PARIS - French Prime Minister Dominique de Villepin has cancelled a trip to Canada to tackle spreading unrest in poor Paris suburbs and quell a damaging public row between his ministers over how to respond.
After a sixth night of unrest, Dominique Villepin summoned eight ministers to a crisis meeting on problem neighbourhoods in an effort to stamp out ministerial squabbling and deflect opposition charges of drift.
Street fighting, sparked by the deaths of two teenagers electrocuted while apparently fleeing police during a local disturbance, spread to other parts of the poor suburbs ringing the capital to the north and the east, police said.
A heavy police presence kept a tense order in Clichy-sous-Bois as disturbances broke out in previously quiet areas. A total of 34 people were detained by police overnight, Interior Minister Nicolas Sarkozy told Europe 1 radio.
The unrest has stoked bitter rivalry between Villepin and his deputy Sarkozy ahead of 2007 presidential elections.
Villepin told parliament he had cancelled plans to leave for Canada on Wednesday. And, while demanding punishment for lawbreakers, he took a calculated swipe at strong language used by Sarkozy, who had called the protesting youths "scum" .
"Let's avoid stigmatising areas .... let's treat petty crime differently to major crime, let's fight all discrimination with firmness, and avoid confusing a disruptive minority with the vast majority of youngsters who want to integrate into society and succeed," he said.
CABINET SQUABBLING
President Jacques Chirac said the law must be enforced firmly but "in a spirit of dialogue and respect," government spokesman Jean-Francois Cope quoted him as saying. "There cannot be 'no-go' areas in the republic," he added.
The unrest in the northern and eastern suburbs, heavily populated by North African and black African minorities, was fuelled by youths' frustration at their failure to get jobs and recognition in French society.
Those problems face governments across Europe but the French unrest has also highlighted fault lines dividing a conservative government split between supporters of Sarkozy and allies of Chirac and the loyalist Villepin.
Equal Opportunities Minister Azouz Begag openly criticised Sarkozy and complained that the interior minister never consulted him over policy.
"I talk with real words," Sarkozy fired back in an interview in the daily Le Parisien. "When someone shoots at policemen, he's not just a 'youth', he's a lout, full stop."
Commentators said the intense rivalry between the cabinet's two most powerful figures was distracting the government and beginning to dictate policy.
"With Begag, the prime minister thinks he has found a way to compete, at least in terms of tone, with Sarkozy's omnipresence on the subject, and to push him into going over the top and so to make a mistake," the left-leaning daily Liberation said.

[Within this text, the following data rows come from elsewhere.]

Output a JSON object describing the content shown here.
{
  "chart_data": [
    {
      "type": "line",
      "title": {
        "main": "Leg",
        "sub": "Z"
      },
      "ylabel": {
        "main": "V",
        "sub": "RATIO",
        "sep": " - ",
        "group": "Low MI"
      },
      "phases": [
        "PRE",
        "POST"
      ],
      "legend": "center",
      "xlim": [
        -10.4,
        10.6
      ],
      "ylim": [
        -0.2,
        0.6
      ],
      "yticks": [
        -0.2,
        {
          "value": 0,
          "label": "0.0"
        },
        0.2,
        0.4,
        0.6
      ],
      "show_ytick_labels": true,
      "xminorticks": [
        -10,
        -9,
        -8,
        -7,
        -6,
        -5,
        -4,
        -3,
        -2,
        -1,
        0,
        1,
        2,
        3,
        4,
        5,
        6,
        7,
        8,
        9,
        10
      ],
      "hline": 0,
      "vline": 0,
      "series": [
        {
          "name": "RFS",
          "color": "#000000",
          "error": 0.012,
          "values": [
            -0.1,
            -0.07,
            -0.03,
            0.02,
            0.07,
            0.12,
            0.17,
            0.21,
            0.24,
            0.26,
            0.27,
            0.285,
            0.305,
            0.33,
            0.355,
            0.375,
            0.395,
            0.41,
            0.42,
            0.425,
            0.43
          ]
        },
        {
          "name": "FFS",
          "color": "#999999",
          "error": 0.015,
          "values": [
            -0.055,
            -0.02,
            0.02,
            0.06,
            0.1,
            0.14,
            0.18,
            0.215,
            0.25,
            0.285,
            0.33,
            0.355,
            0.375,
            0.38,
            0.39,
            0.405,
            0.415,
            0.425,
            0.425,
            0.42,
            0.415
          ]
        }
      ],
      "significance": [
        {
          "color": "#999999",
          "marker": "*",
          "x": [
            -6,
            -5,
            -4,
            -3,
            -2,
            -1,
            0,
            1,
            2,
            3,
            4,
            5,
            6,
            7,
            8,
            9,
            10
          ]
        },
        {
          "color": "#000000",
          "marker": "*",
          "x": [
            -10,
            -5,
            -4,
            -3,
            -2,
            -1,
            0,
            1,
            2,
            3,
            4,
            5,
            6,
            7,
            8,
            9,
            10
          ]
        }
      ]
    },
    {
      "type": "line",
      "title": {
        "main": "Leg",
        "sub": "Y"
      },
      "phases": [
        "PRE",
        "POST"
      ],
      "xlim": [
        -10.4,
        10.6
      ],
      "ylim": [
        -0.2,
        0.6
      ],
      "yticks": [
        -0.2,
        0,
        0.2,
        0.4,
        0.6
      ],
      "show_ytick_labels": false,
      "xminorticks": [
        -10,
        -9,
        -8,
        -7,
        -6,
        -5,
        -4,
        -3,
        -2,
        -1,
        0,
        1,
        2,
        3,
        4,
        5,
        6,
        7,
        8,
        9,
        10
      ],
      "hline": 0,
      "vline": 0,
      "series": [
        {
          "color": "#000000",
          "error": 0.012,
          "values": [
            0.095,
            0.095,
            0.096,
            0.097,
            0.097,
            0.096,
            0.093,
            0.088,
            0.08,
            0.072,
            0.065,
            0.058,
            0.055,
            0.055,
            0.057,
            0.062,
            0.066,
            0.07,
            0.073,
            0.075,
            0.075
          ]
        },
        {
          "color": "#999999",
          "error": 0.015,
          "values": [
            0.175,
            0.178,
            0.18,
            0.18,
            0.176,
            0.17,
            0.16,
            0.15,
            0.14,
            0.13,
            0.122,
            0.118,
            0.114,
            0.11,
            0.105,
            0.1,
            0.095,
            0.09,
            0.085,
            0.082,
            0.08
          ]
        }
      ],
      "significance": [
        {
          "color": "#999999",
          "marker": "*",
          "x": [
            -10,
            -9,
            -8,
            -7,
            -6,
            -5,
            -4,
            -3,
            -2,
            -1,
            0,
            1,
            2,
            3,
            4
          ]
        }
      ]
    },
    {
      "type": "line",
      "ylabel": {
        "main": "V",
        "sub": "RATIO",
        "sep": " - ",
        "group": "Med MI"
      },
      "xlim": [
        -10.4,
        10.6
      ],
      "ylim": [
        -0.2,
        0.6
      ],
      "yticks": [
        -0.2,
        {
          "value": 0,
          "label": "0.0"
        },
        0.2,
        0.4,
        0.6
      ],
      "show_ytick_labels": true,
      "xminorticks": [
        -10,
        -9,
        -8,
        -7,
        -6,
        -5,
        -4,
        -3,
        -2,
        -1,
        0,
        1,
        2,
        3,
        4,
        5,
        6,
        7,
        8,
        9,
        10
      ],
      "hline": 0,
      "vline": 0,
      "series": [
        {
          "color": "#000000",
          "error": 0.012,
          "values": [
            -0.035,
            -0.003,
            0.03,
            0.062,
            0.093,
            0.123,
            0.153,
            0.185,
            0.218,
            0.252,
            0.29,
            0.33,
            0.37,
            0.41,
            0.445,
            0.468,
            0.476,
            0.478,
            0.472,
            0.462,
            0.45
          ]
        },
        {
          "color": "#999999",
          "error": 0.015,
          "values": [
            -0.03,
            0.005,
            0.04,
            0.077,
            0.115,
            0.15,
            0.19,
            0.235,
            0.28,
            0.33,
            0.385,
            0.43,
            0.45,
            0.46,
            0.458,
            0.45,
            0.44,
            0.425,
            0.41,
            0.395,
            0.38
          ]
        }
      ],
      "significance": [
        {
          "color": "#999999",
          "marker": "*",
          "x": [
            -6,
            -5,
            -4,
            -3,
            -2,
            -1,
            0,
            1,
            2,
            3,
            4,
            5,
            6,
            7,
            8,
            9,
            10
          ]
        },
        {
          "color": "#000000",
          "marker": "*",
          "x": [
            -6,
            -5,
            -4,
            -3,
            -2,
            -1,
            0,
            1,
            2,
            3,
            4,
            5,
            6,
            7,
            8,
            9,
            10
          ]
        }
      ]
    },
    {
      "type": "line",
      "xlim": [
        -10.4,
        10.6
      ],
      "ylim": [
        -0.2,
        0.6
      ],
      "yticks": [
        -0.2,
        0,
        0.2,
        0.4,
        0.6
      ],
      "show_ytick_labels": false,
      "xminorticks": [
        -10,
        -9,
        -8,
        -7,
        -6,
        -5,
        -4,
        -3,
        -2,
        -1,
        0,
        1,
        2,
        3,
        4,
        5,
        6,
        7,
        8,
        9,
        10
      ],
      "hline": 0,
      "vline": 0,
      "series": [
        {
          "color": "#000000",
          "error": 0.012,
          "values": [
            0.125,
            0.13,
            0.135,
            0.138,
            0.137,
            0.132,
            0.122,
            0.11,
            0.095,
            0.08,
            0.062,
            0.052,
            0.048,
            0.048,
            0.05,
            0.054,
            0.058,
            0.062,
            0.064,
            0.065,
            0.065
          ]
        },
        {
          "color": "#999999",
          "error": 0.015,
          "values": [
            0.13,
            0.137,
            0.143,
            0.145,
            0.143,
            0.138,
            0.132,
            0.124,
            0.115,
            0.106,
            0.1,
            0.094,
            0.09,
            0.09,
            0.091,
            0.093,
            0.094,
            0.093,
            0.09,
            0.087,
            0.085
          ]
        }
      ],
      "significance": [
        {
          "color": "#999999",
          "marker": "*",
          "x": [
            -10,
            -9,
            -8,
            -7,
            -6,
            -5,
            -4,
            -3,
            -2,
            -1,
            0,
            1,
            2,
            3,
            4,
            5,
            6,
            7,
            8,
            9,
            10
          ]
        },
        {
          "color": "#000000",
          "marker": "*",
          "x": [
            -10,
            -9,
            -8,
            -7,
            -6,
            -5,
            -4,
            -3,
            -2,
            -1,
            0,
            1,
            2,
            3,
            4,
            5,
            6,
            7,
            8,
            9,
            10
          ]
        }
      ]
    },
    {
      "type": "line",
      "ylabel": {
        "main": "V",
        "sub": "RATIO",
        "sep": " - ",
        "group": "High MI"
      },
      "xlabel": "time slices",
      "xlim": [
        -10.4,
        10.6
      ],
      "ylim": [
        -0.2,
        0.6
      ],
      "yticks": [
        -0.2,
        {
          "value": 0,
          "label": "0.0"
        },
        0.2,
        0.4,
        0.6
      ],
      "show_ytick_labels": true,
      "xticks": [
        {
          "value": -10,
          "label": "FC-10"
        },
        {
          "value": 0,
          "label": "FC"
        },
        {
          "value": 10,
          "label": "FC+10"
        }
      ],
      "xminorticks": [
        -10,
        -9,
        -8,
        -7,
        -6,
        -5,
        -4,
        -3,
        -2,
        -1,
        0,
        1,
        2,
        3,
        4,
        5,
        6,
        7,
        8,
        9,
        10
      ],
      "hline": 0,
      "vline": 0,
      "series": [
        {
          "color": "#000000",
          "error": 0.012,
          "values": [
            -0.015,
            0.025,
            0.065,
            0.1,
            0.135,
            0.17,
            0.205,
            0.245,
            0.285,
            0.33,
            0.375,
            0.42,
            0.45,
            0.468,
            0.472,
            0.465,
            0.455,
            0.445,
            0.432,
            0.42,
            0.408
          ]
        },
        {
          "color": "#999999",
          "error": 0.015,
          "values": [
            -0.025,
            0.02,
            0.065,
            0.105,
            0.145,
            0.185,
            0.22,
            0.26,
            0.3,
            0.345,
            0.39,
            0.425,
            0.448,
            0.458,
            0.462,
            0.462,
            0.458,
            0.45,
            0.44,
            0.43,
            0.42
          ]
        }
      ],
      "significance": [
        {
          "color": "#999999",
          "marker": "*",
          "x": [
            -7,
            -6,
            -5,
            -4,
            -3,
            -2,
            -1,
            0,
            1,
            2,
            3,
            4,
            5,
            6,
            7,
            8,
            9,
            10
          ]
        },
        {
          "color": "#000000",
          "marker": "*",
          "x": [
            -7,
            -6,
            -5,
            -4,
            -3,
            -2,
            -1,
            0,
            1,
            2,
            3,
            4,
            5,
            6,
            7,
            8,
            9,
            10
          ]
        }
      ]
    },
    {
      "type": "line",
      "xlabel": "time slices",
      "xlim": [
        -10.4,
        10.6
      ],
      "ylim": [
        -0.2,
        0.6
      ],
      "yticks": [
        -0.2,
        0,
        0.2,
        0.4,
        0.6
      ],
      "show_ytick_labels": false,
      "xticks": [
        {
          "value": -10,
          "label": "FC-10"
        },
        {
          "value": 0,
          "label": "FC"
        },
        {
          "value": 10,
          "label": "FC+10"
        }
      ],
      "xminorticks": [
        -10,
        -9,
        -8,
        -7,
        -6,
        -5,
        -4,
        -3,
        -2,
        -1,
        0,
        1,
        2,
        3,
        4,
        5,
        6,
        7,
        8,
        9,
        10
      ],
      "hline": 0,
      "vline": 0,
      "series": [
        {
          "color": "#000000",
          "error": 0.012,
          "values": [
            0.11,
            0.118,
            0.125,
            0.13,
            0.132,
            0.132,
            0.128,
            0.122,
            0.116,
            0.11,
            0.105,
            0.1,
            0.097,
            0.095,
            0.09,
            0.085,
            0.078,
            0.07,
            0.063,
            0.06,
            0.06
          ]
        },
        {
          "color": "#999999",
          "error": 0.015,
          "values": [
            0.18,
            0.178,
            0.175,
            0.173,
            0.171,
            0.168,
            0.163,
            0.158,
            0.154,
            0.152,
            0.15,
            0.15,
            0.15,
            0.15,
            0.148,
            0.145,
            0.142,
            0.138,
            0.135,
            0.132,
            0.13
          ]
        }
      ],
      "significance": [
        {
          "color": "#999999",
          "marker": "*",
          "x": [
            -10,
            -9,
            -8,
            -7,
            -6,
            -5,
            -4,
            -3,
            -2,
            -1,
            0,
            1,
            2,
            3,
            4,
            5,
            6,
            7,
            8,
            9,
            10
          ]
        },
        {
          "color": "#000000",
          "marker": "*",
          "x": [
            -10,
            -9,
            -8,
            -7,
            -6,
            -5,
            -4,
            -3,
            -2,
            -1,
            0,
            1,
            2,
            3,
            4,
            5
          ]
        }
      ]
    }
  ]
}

The regional Sud-Ouest newspaper said that with presidential elections just 18 months away, Sarkozy seemed to be losing his touch: "What's at stake for him right now is 2007."
The opposition Socialists, humiliated in 2002 general elections largely on law and order issues, denounced Sarkozy's style and said his tough policies were failing.
"I think when you are interior minister and number two in the government, you should master your own language," party leader Francois Hollande told reporters.